We have already called attention to the provisions of Section 4368, General Code, which grant to the director of public safety all power connected with and incident to the appointment of members of the police department. We find no merit in the contention of respondent upon this phase of the controversy. *Page 585
Finally respondent contends that prohibition is not the appropriate remedy.
The writ of prohibition has been defined by this court in the case of State, ex rel. Brickell, v. Roach, Recr., 122 Ohio St. 117, 170 N.E. 866. Paragraph one of the syllabus reads as follows:
"A writ of prohibition is an extraordinary judicial writ, issuing out of a court of superior jurisdiction, to prevent an inferior court or tribunal from usurping jurisdiction with which it is not legally invested."
The functions here sought to be exercised are of aquasi-judicial nature and this court has on numerous occasions granted a writ of prohibition to keep administrative tribunals within the limits of their jurisdiction. State, ex rel. Nolan, v. ClenDening, 93 Ohio St. 264, 112 N.E. 1029;State, ex rel. McCrehen, v. Brown, Secy. of State, 108 Ohio St. 454, 141 N.E. 69; State, ex rel. Schorr, v. Viner et al.,Civil Service Comm., 119 Ohio St. 303, 164 N.E. 119; State,ex rel. Stanley, v. Bernon et al., Bd. ofElections, 127 Ohio St. 204, 187 N.E. 733; and State, ex rel.Pawlowicz, v. Edy, City Mgr., 134 Ohio St. 389,17 N.E.2d 638.

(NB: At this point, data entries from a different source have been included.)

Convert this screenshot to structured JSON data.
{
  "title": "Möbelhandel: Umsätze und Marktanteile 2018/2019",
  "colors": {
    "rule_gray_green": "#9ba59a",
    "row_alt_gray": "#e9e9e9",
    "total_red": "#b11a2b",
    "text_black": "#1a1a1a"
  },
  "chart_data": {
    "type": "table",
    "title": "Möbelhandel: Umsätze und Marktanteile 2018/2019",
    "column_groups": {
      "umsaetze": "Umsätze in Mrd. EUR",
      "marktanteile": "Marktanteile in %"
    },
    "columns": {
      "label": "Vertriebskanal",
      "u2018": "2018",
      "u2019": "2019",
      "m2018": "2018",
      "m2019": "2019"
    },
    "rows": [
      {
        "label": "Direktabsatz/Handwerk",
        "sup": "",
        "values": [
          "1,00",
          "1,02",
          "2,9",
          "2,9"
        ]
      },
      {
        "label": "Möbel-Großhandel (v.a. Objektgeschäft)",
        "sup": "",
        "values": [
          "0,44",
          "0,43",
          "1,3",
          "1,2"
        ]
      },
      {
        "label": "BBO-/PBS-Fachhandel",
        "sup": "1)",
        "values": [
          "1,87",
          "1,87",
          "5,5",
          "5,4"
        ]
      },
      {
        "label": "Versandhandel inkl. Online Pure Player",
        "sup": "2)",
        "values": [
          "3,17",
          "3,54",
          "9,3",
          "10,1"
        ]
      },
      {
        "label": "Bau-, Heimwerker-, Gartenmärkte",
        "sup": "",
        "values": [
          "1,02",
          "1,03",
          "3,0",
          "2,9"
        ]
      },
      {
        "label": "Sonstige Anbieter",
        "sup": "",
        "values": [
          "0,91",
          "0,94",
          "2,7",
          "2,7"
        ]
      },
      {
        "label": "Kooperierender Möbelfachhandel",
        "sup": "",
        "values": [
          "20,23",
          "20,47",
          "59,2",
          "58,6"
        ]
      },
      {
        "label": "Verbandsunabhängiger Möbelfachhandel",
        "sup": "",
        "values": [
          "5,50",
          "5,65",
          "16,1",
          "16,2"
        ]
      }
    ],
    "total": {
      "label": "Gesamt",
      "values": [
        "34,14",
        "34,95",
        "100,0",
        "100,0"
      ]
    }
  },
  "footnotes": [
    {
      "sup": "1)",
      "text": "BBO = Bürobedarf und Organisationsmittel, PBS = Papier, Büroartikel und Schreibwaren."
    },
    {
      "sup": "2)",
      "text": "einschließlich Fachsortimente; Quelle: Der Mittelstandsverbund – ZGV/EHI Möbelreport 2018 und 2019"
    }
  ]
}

We conclude that the city manager has no authority or jurisdiction to proceed to inquire into the cause of the suspension of relator or to render judgment thereon; that relator has no adequate remedy at law and, the answer admitting that respondent will proceed to exercise that jurisdiction unless prohibited from so doing by this court, it follows that the writ should be and hereby is allowed.
Writ allowed.
WEYGANDT, C.J., MATTHIAS, HART, ZIMMERMAN and WILLIAMS, JJ., concur.